August 25: "Today," Mr. Tumnus, Slightly Surreal

It was a good day.

However, I did spend a good deal of time working on syllabi and lesson plans and virtual teaching material.  Not fun, but necessary.  Thank goodness, I'd done a lot of the groundwork last week.  It was simply a lot of cutting and pasting and emailing.  

By midafternoon, I felt slightly brain dead, so I decided to take my puppy for a long walk to clear my mind a little.  It was a hot day (mid 80s), and there wasn't a whole lot of shade.  We took the Iron Ore Heritage Trail from my hometown to the neighboring town.  That's a little over three miles.  It's a beautiful hiking/biking path through woods and near caving grounds.  

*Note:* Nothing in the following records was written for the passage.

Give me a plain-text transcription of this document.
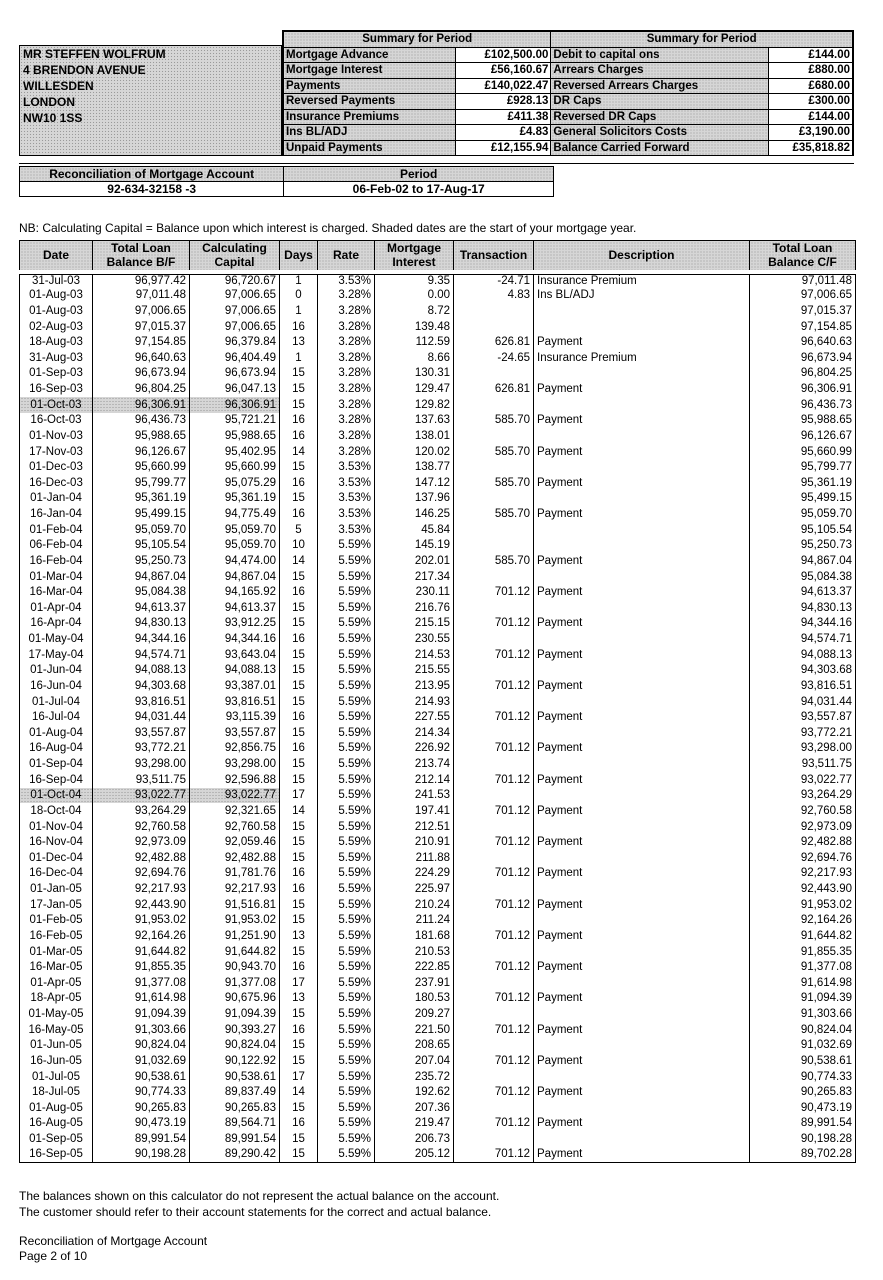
MR STEFFEN WOLFRUM
4 BRENDON AVENUE
WILLESDEN
LONDON
NW10 1SS
Summary for Period		Summary for Period	
Mortgage Advance	£102,500.00	Debit to capital ons	£144.00
Mortgage Interest	£56,160.67	Arrears Charges	£880.00
Payments	£140,022.47	Reversed Arrears Charges	£680.00
Reversed Payments	£928.13	DR Caps	£300.00
Insurance Premiums	£411.38	Reversed DR Caps	£144.00
Ins BL/ADJ	£4.83	General Solicitors Costs	£3,190.00
Unpaid Payments	£12,155.94	Balance Carried Forward	£35,818.82
Reconciliation of Mortgage Account	Period
92-634-32158 -3	06-Feb-02 to 17-Aug-17
NB: Calculating Capital = Balance upon which interest is charged. Shaded dates are the start of your mortgage year.
Date	Total Loan Balance B/F	Calculating Capital	Days	Rate	Mortgage Interest	Transaction	Description	Total Loan Balance C/F
31-Jul-03	96,977.42	96,720.67	1	3.53%	9.35	-24.71	Insurance Premium	97,011.48
01-Aug-03	97,011.48	97,006.65	0	3.28%	0.00	4.83	Ins BL/ADJ	97,006.65
01-Aug-03	97,006.65	97,006.65	1	3.28%	8.72			97,015.37
02-Aug-03	97,015.37	97,006.65	16	3.28%	139.48			97,154.85
18-Aug-03	97,154.85	96,379.84	13	3.28%	112.59	626.81	Payment	96,640.63
31-Aug-03	96,640.63	96,404.49	1	3.28%	8.66	-24.65	Insurance Premium	96,673.94
01-Sep-03	96,673.94	96,673.94	15	3.28%	130.31			96,804.25
16-Sep-03	96,804.25	96,047.13	15	3.28%	129.47	626.81	Payment	96,306.91
01-Oct-03	96,306.91	96,306.91	15	3.28%	129.82			96,436.73
16-Oct-03	96,436.73	95,721.21	16	3.28%	137.63	585.70	Payment	95,988.65
01-Nov-03	95,988.65	95,988.65	16	3.28%	138.01			96,126.67
17-Nov-03	96,126.67	95,402.95	14	3.28%	120.02	585.70	Payment	95,660.99
01-Dec-03	95,660.99	95,660.99	15	3.53%	138.77			95,799.77
16-Dec-03	95,799.77	95,075.29	16	3.53%	147.12	585.70	Payment	95,361.19
01-Jan-04	95,361.19	95,361.19	15	3.53%	137.96			95,499.15
16-Jan-04	95,499.15	94,775.49	16	3.53%	146.25	585.70	Payment	95,059.70
01-Feb-04	95,059.70	95,059.70	5	3.53%	45.84			95,105.54
06-Feb-04	95,105.54	95,059.70	10	5.59%	145.19			95,250.73
16-Feb-04	95,250.73	94,474.00	14	5.59%	202.01	585.70	Payment	94,867.04
01-Mar-04	94,867.04	94,867.04	15	5.59%	217.34			95,084.38
16-Mar-04	95,084.38	94,165.92	16	5.59%	230.11	701.12	Payment	94,613.37
01-Apr-04	94,613.37	94,613.37	15	5.59%	216.76			94,830.13
16-Apr-04	94,830.13	93,912.25	15	5.59%	215.15	701.12	Payment	94,344.16
01-May-04	94,344.16	94,344.16	16	5.59%	230.55			94,574.71
17-May-04	94,574.71	93,643.04	15	5.59%	214.53	701.12	Payment	94,088.13
01-Jun-04	94,088.13	94,088.13	15	5.59%	215.55			94,303.68
16-Jun-04	94,303.68	93,387.01	15	5.59%	213.95	701.12	Payment	93,816.51
01-Jul-04	93,816.51	93,816.51	15	5.59%	214.93			94,031.44
16-Jul-04	94,031.44	93,115.39	16	5.59%	227.55	701.12	Payment	93,557.87
01-Aug-04	93,557.87	93,557.87	15	5.59%	214.34			93,772.21
16-Aug-04	93,772.21	92,856.75	16	5.59%	226.92	701.12	Payment	93,298.00
01-Sep-04	93,298.00	93,298.00	15	5.59%	213.74			93,511.75
16-Sep-04	93,511.75	92,596.88	15	5.59%	212.14	701.12	Payment	93,022.77
01-Oct-04	93,022.77	93,022.77	17	5.59%	241.53			93,264.29
18-Oct-04	93,264.29	92,321.65	14	5.59%	197.41	701.12	Payment	92,760.58
01-Nov-04	92,760.58	92,760.58	15	5.59%	212.51			92,973.09
16-Nov-04	92,973.09	92,059.46	15	5.59%	210.91	701.12	Payment	92,482.88
01-Dec-04	92,482.88	92,482.88	15	5.59%	211.88			92,694.76
16-Dec-04	92,694.76	91,781.76	16	5.59%	224.29	701.12	Payment	92,217.93
01-Jan-05	92,217.93	92,217.93	16	5.59%	225.97			92,443.90
17-Jan-05	92,443.90	91,516.81	15	5.59%	210.24	701.12	Payment	91,953.02
01-Feb-05	91,953.02	91,953.02	15	5.59%	211.24			92,164.26
16-Feb-05	92,164.26	91,251.90	13	5.59%	181.68	701.12	Payment	91,644.82
01-Mar-05	91,644.82	91,644.82	15	5.59%	210.53			91,855.35
16-Mar-05	91,855.35	90,943.70	16	5.59%	222.85	701.12	Payment	91,377.08
01-Apr-05	91,377.08	91,377.08	17	5.59%	237.91			91,614.98
18-Apr-05	91,614.98	90,675.96	13	5.59%	180.53	701.12	Payment	91,094.39
01-May-05	91,094.39	91,094.39	15	5.59%	209.27			91,303.66
16-May-05	91,303.66	90,393.27	16	5.59%	221.50	701.12	Payment	90,824.04
01-Jun-05	90,824.04	90,824.04	15	5.59%	208.65			91,032.69
16-Jun-05	91,032.69	90,122.92	15	5.59%	207.04	701.12	Payment	90,538.61
01-Jul-05	90,538.61	90,538.61	17	5.59%	235.72			90,774.33
18-Jul-05	90,774.33	89,837.49	14	5.59%	192.62	701.12	Payment	90,265.83
01-Aug-05	90,265.83	90,265.83	15	5.59%	207.36			90,473.19
16-Aug-05	90,473.19	89,564.71	16	5.59%	219.47	701.12	Payment	89,991.54
01-Sep-05	89,991.54	89,991.54	15	5.59%	206.73			90,198.28
16-Sep-05	90,198.28	89,290.42	15	5.59%	205.12	701.12	Payment	89,702.28
The balances shown on this calculator do not represent the actual balance on the account.
The customer should refer to their account statements for the correct and actual balance.
Reconciliation of Mortgage Account
Page 2 of 10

I've always found this trail slightly surreal.  As you travel down it, you encounter things like uprooted trees and squares of cement that look like abandoned chimneys.  There are benches along the way, in case your feet get a little tired.  But the strangest thing on the Heritage Trail are lampposts.  Not powerline poles topped with lights.  Honest-to-God lampposts that look like they could have been transplanted from Narnia.  I can actually imagine the faun Mr. Tumnus standing beneath one of them.  Or maybe Harvey the rabbit.

Billy Collins has a good day, too . . . 

Today

by: Billy Collins

If ever there were a spring day so perfect,
so uplifted by a warm intermittent breeze

that it made you want to throw
open all the windows in the house

and unlatch the door to the canary's cage,
indeed, rip the little door from its jamb,

a day when the cool brick paths
and the garden bursting with peonies

seemed so etched in sunlight
that you felt like taking

a hammer to the glass paperweight
on the living room end table,

releasing the inhabitants
from their snow-covered cottage

so they could walk out,
holding hands and squinting

into this larger dome of blue and white,
well, today is just that kind of day.



It is a little past 9 p.m. as I type this now.  I know that autumn is fast approaching because night has already arrived.  My wife and son are getting ready for bed.  I can feel the shift of seasons in the house--from summer vacation to schoolyear.  I should be used to this change.  I've been doing it for almost 30 years, but I still find this letting go of sun and warmth very difficult.

Even along the trail this afternoon, I noticed leaves changing colors, green surrendering to gold and orange.  The long-legged shadows of August are stretching toward September.  Everyone is soaking up this last gasp of heat before the furnaces start kicking in.

As Saint Marty said, though, it was a good day.